A prova ilegal é o gênero, i.e., o conjunto de todas as provas obtidas com infração às normas de direito (prova vedada).
Prova ilícita e ilegítima são espécies de prova ilegal. A primeira viola proibição de direito material, i.e., infringe normas ou princípios postos pela Constituição e pelas leis, a fim de proteger as liberdades públicas, os direitos da personalidade e sua manifestação – o direito à intimidade e a segunda infringe proibição de ordem processual.

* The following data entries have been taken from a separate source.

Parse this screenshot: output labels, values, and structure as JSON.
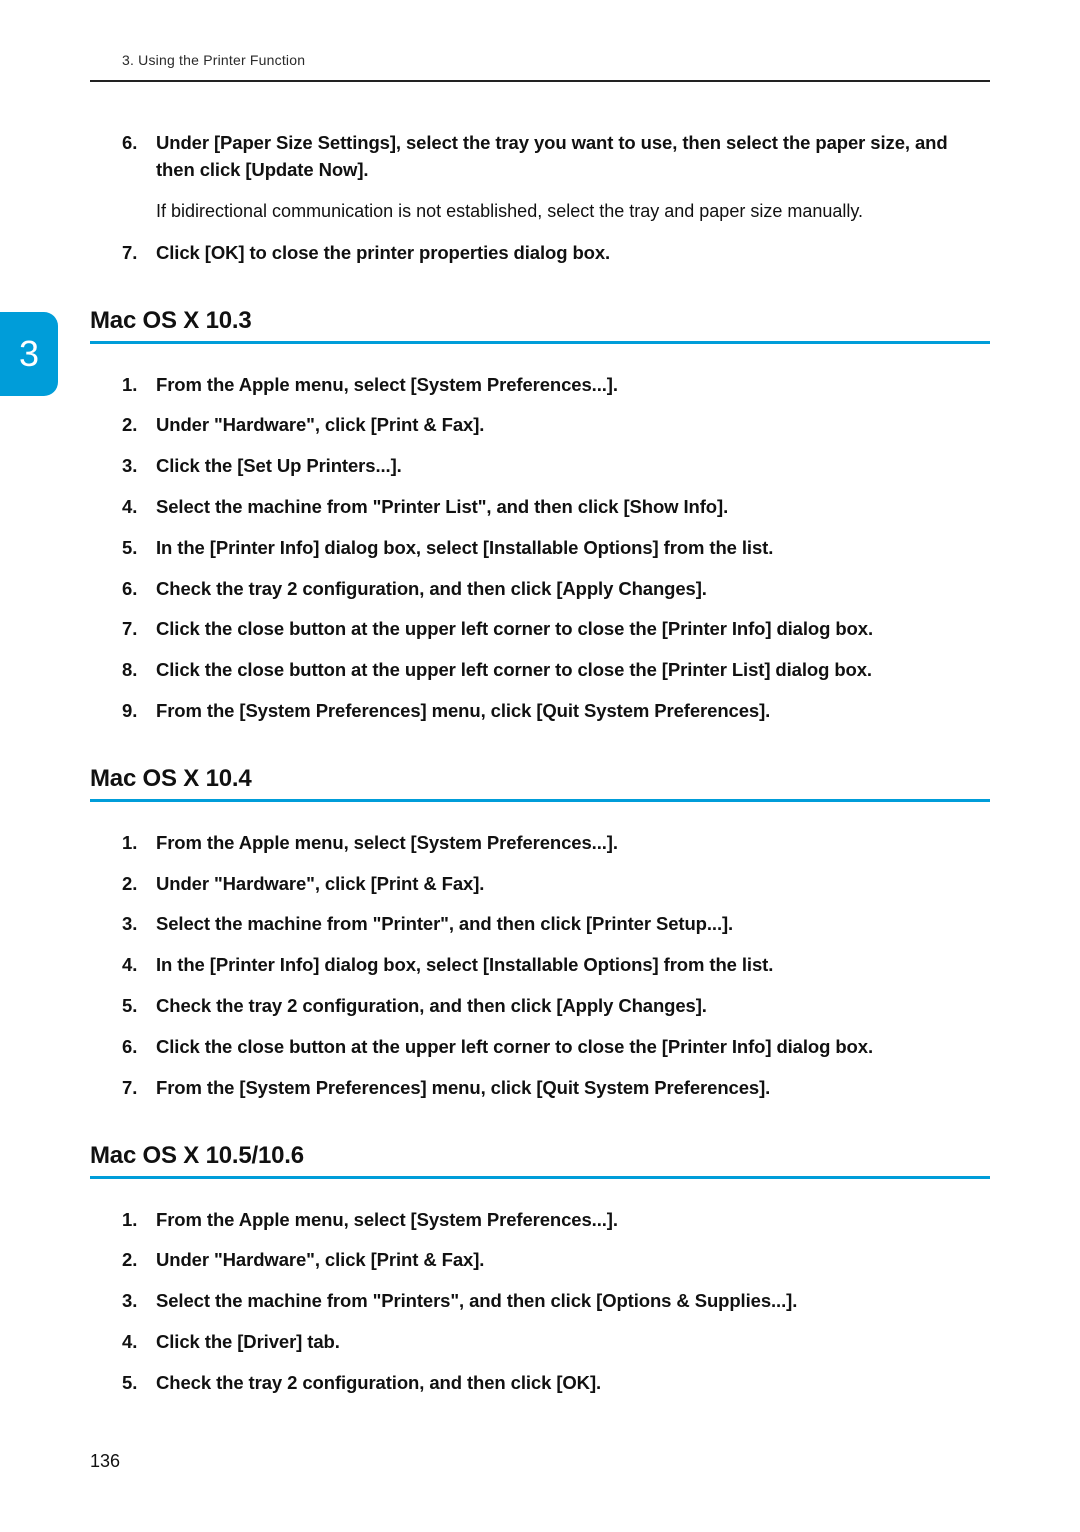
{
  "page": {
    "running_head": "3. Using the Printer Function",
    "tab_number": "3",
    "page_number": "136"
  },
  "intro_steps": [
    {
      "num": "6.",
      "text": "Under [Paper Size Settings], select the tray you want to use, then select the paper size, and then click [Update Now].",
      "note": "If bidirectional communication is not established, select the tray and paper size manually."
    },
    {
      "num": "7.",
      "text": "Click [OK] to close the printer properties dialog box."
    }
  ],
  "sections": [
    {
      "title": "Mac OS X 10.3",
      "steps": [
        {
          "num": "1.",
          "text": "From the Apple menu, select [System Preferences...]."
        },
        {
          "num": "2.",
          "text": "Under \"Hardware\", click [Print & Fax]."
        },
        {
          "num": "3.",
          "text": "Click the [Set Up Printers...]."
        },
        {
          "num": "4.",
          "text": "Select the machine from \"Printer List\", and then click [Show Info]."
        },
        {
          "num": "5.",
          "text": "In the [Printer Info] dialog box, select [Installable Options] from the list."
        },
        {
          "num": "6.",
          "text": "Check the tray 2 configuration, and then click [Apply Changes]."
        },
        {
          "num": "7.",
          "text": "Click the close button at the upper left corner to close the [Printer Info] dialog box."
        },
        {
          "num": "8.",
          "text": "Click the close button at the upper left corner to close the [Printer List] dialog box."
        },
        {
          "num": "9.",
          "text": "From the [System Preferences] menu, click [Quit System Preferences]."
        }
      ]
    },
    {
      "title": "Mac OS X 10.4",
      "steps": [
        {
          "num": "1.",
          "text": "From the Apple menu, select [System Preferences...]."
        },
        {
          "num": "2.",
          "text": "Under \"Hardware\", click [Print & Fax]."
        },
        {
          "num": "3.",
          "text": "Select the machine from \"Printer\", and then click [Printer Setup...]."
        },
        {
          "num": "4.",
          "text": "In the [Printer Info] dialog box, select [Installable Options] from the list."
        },
        {
          "num": "5.",
          "text": "Check the tray 2 configuration, and then click [Apply Changes]."
        },
        {
          "num": "6.",
          "text": "Click the close button at the upper left corner to close the [Printer Info] dialog box."
        },
        {
          "num": "7.",
          "text": "From the [System Preferences] menu, click [Quit System Preferences]."
        }
      ]
    },
    {
      "title": "Mac OS X 10.5/10.6",
      "steps": [
        {
          "num": "1.",
          "text": "From the Apple menu, select [System Preferences...]."
        },
        {
          "num": "2.",
          "text": "Under \"Hardware\", click [Print & Fax]."
        },
        {
          "num": "3.",
          "text": "Select the machine from \"Printers\", and then click [Options & Supplies...]."
        },
        {
          "num": "4.",
          "text": "Click the [Driver] tab."
        },
        {
          "num": "5.",
          "text": "Check the tray 2 configuration, and then click [OK]."
        }
      ]
    }
  ]
}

"A prova ilícita, entre nós, não se reveste da necessária idoneidade jurídica como meio de formação do convencimento do julgador, razão pela qual deve ser desprezada, ainda que em prejuízo da apuração da verdade, no prol do ideal maior de um processo justo, condizente com o respeito devido a direitos e garantias fundamentais da pessoa humana, valor que se sobreleva em muito, ao que é representado pelo interesse que tem a sociedade em uma eficaz repressão aos delitos. É um pequeno preço que se paga por viver-se em estado de direito democrático. A justiça penal não se realiza a qualquer preço. Existem, na busca da verdade, limitações impostas por valores mais altos que não podem ser violados, ensina Heleno Fragoso, em trecho de sua obra Jurisprudência criminal, transcrita pela defesa. A Constituição brasileira, no art. 5º, inc. LVI, com efeito, dispõe, a todas as letras, que são inadmissíveis, no processo, as provas obtidas por meios ilícitos" [4].
2. Correntes doutrinárias
Nos trabalhos da Assembléia Constituinte que elaborou a Constituição Federal de 1988, exerceu grande influência um grupo de juristas que acessorou os congressistas. Entre eles predominava a corrente da não admissão das provas obtidas ilegalmente. Deve-se a isto a proibição categórica do art. 5º, LVI.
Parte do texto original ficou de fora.